Two reasons: first, quality calibration — AI decision quality in long chains degrades with step count, and each confirmation is a “realignment”; second, responsibility boundaries — after user confirmation, if issues arise, the problematic stage’s decision can be precisely located.
3. Why Do Skills Only Write to Supplementary Files?
Letting AI directly modify Skill files carries two risks: first, prompt injection — if AI writes incorrect patterns into a Skill, all subsequent requirements are affected; second, knowledge degradation — accumulated “learnings” may overwrite carefully human-crafted specifications. The supplementary file convention-learnings.md allows humans to review and delete incorrect entries at any time, and clearing it “resets learning” — far lower risk than modifying Skills themselves.
4. Design Constraints from Token Economics
Empirical data from the Claude Code community shows: reducing alwaysApply content from 800 tokens to 500 tokens can jump prompt cache hit rate from 12% to 61%. This is because Anthropic’s prompt caching is sensitive to prefix matching — the more stable the system prompt, the higher the cache hit rate and lower the cost. This explains our decision to keep the core constraint layer extremely thin and stable.
5. Ultimate Reflection: Process Automation vs. General Intelligence
The current workflow isn’t “AI replacing humans” but a hybrid model where humans define processes and AI executes tasks.
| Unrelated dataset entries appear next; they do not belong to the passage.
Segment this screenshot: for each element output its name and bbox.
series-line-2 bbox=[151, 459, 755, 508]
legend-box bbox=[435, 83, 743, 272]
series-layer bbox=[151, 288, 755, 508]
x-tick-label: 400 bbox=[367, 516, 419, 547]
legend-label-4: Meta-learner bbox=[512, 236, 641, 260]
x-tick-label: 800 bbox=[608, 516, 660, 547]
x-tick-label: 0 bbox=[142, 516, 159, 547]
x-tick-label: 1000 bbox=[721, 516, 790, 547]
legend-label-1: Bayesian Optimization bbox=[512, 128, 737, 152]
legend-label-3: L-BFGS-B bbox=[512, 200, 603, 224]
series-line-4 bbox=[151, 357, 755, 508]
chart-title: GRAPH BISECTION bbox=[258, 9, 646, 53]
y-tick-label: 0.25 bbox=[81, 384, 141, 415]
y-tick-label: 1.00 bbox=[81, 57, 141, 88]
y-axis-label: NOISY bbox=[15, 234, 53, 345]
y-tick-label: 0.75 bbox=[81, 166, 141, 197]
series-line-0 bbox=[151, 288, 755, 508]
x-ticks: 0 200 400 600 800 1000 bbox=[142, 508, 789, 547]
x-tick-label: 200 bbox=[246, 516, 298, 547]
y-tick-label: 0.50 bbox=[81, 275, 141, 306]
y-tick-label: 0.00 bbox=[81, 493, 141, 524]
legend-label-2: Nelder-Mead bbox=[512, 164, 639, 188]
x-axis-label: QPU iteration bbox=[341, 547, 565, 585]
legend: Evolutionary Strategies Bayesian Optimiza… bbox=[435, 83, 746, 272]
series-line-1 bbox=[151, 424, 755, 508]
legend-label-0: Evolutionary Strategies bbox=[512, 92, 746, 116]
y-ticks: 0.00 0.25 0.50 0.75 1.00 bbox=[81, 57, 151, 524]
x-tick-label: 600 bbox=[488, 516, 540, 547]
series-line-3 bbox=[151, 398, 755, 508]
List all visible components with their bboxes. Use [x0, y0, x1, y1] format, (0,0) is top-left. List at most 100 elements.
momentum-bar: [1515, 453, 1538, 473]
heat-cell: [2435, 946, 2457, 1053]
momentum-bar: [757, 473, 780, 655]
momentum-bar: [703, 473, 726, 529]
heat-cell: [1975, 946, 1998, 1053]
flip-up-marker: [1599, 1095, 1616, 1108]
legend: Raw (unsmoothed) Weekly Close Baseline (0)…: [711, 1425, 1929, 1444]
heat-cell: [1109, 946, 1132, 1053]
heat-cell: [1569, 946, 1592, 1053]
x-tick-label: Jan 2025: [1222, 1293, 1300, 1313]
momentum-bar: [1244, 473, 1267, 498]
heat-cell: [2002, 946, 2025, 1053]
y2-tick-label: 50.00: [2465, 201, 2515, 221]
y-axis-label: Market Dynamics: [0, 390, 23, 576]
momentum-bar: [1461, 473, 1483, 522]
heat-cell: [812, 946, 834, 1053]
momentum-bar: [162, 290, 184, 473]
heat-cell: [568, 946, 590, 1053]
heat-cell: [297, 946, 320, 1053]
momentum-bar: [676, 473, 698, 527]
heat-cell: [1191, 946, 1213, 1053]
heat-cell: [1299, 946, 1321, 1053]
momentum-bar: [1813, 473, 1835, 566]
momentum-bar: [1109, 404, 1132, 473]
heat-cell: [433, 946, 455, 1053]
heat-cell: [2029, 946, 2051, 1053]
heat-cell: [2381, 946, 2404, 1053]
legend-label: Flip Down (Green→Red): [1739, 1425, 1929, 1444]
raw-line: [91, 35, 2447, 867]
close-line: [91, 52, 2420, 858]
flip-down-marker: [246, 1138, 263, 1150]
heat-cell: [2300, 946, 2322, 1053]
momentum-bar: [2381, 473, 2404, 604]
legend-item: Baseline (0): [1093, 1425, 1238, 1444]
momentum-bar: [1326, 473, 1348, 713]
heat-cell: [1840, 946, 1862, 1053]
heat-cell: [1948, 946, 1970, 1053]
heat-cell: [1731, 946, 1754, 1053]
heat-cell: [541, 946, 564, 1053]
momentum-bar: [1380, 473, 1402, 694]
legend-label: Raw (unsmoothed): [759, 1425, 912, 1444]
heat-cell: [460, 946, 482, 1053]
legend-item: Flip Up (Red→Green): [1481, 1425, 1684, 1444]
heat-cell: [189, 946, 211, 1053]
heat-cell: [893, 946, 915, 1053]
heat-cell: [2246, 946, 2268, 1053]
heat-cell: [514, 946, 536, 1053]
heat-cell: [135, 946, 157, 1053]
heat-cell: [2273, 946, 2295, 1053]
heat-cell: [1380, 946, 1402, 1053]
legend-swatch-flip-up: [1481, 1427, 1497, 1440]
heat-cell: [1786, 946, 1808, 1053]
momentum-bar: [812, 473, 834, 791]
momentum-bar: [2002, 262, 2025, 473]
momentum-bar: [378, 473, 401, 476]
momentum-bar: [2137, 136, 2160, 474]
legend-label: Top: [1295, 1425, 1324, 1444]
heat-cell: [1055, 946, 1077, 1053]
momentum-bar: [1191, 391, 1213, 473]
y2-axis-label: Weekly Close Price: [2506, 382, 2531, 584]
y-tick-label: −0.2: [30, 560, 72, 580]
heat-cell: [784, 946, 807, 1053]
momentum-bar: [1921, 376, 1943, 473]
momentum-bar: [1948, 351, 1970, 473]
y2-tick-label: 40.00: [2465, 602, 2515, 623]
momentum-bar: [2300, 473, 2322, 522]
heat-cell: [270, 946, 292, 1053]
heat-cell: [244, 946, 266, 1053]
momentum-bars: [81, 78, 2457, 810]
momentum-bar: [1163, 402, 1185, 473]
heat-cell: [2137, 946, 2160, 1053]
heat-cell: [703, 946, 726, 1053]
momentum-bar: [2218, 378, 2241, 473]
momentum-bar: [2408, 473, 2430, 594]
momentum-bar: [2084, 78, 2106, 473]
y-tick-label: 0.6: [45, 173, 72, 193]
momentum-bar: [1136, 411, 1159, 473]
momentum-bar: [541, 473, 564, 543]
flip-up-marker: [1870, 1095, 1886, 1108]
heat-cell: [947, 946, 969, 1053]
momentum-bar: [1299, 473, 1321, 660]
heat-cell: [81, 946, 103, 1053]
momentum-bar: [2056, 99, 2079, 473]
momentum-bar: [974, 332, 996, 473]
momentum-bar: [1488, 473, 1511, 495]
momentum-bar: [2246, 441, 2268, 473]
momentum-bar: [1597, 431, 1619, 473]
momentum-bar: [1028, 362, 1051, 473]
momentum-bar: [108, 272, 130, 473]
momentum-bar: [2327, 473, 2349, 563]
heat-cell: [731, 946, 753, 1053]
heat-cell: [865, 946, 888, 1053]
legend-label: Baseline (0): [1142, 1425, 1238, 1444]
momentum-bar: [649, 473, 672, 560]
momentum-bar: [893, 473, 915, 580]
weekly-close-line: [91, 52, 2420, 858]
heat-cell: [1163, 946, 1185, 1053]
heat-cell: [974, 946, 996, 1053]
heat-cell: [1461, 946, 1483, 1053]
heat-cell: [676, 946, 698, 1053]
Gating decisions are human-made; AI handles repetitive, rule-clear execution tasks (reading docs, writing code, running verification). This division of labor is the most pragmatic for now — AI’s generation and reasoning capabilities still have boundaries, but process-oriented orchestration can maximize its deterministic benefits.
If your team is also experimenting with AI-assisted development, I suggest starting from the weakest link: make AI stop and wait for your confirmation at key decision points, rather than letting it run to completion. This single change often delivers the most direct quality improvement. From there, gradually introduce knowledge persistence, layered loading, and other mechanisms to build a full-process automation system suited to your project.